When you drive, your windshield encounters a harsh environment. It has an important job to protect you from:
- Flying stones
- Bugs and dirt
- Driving rain and snow
- Even the occasional bird impact
Your windshield is a safety device as well. It provides structural integrity for your car and blocks you from being hit with everything that impacts your windshield. In an accident or rollover, a hard impact to your windshield can cause it to crack badly or shatter. If your windshield glass shatters, you might expect that you will be showered by shards of glass, but you won’t.

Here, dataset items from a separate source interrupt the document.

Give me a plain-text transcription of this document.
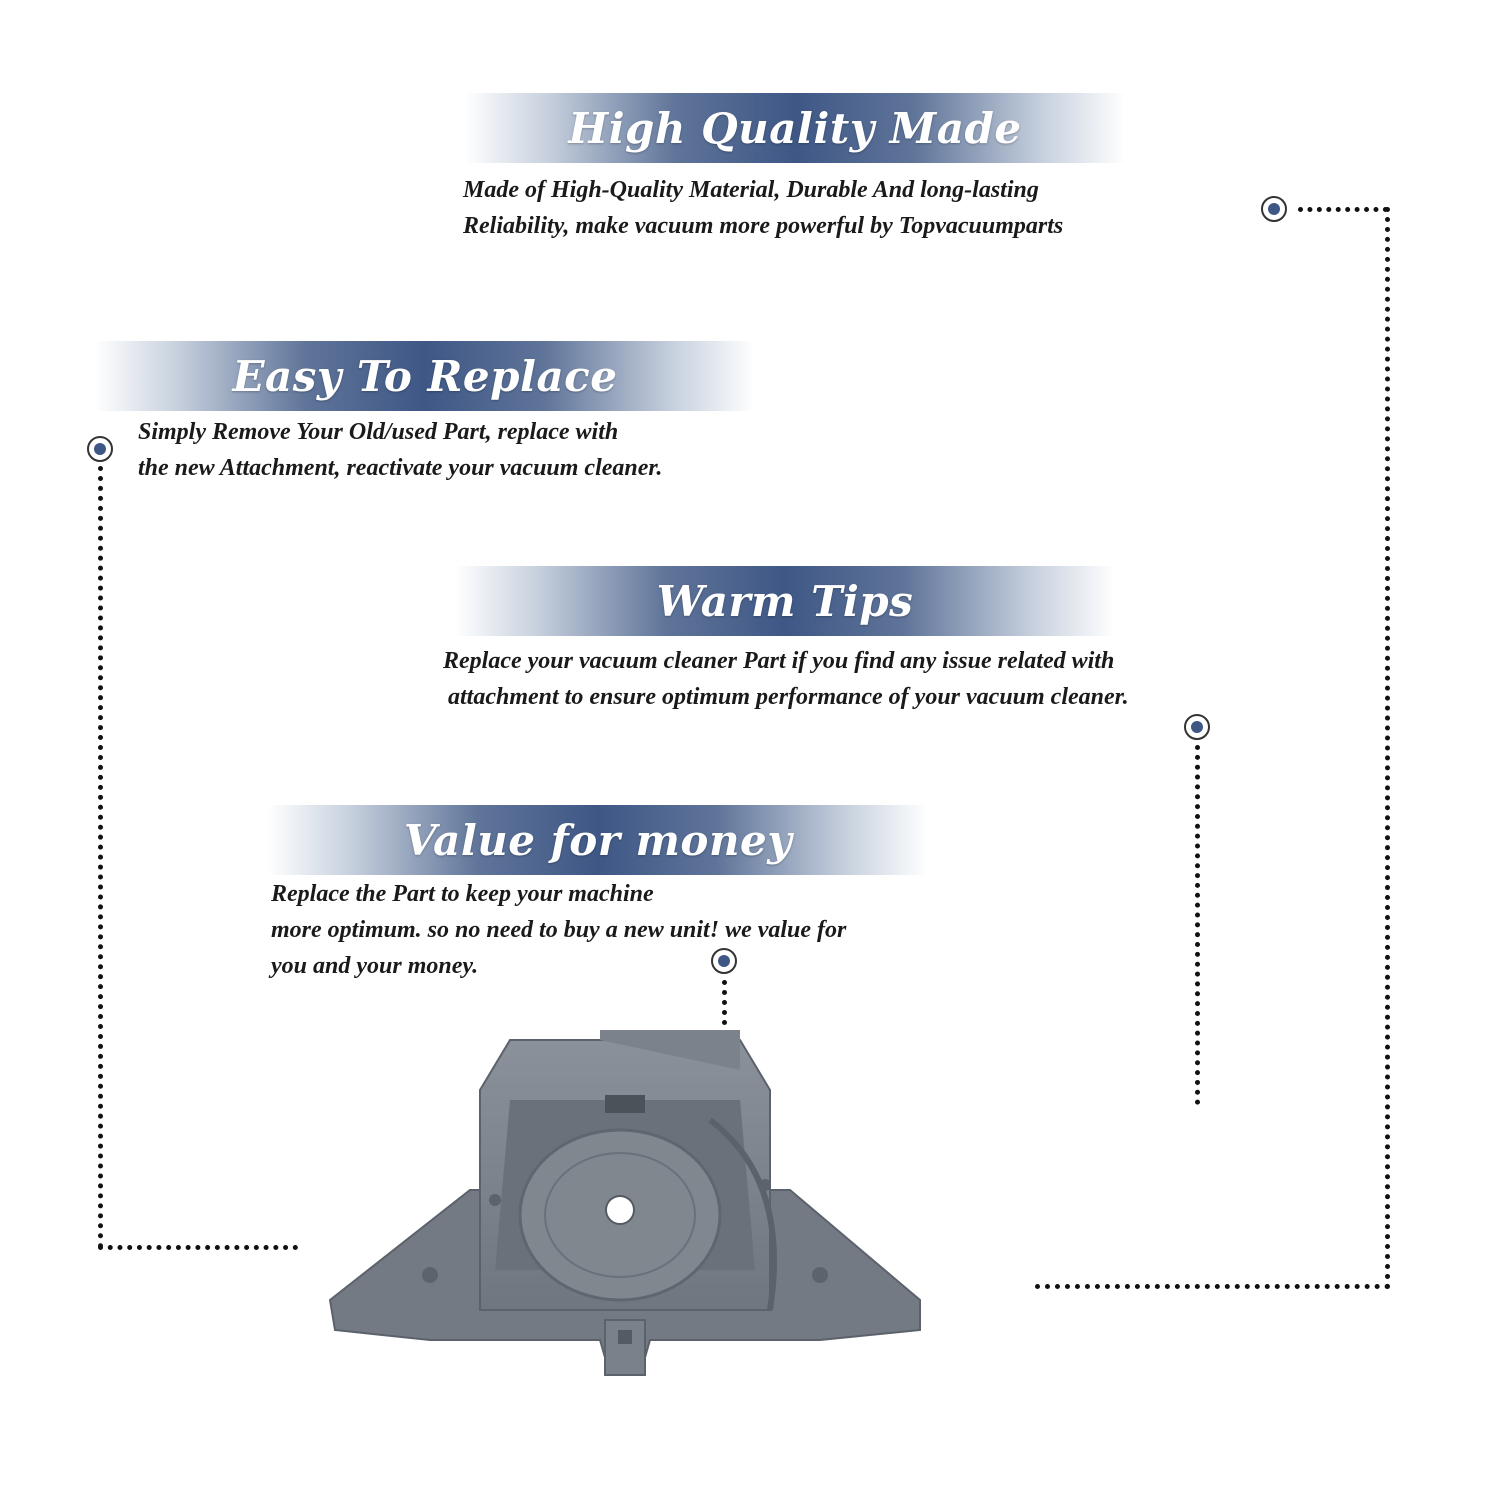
High Quality Made
Made of High-Quality Material, Durable And long-lasting
Reliability, make vacuum more powerful by Topvacuumparts
Easy To Replace
Simply Remove Your Old/used Part, replace with
the new Attachment, reactivate your vacuum cleaner.
Warm Tips
Replace your vacuum cleaner Part if you find any issue related with
attachment to ensure optimum performance of your vacuum cleaner.
Value for money
Replace the Part to keep your machine
more optimum. so no need to buy a new unit! we value for
you and your money.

Windshields are made from safety glass
Modern windshields are made of a type of safety glass. It is designed so that, if it shatters, it shatters into tiny bits. The small pieces of shattered glass aren’t sharp as you would expect glass to be, hence the safety glass moniker. Your windshield is formed of two layers of glass with a plastic layer sandwiched in between. In a situation where safety glass shatters, the plastic layer of the laminated glass holds both layers together and all the small bits of glass remain mostly attached. In this way, the glass pieces inside your vehicle are almost non-existent.
Windshields are not easy to shatter. They require significant force like that of a severe front-end collision, rollover, or impact with a large object like a deer or moose. If your windshield glass shatters, you will likely have much more to worry about immediately than your broken windshield. If your windshield is shattered, it will need to be replaced for visibility before you can drive again.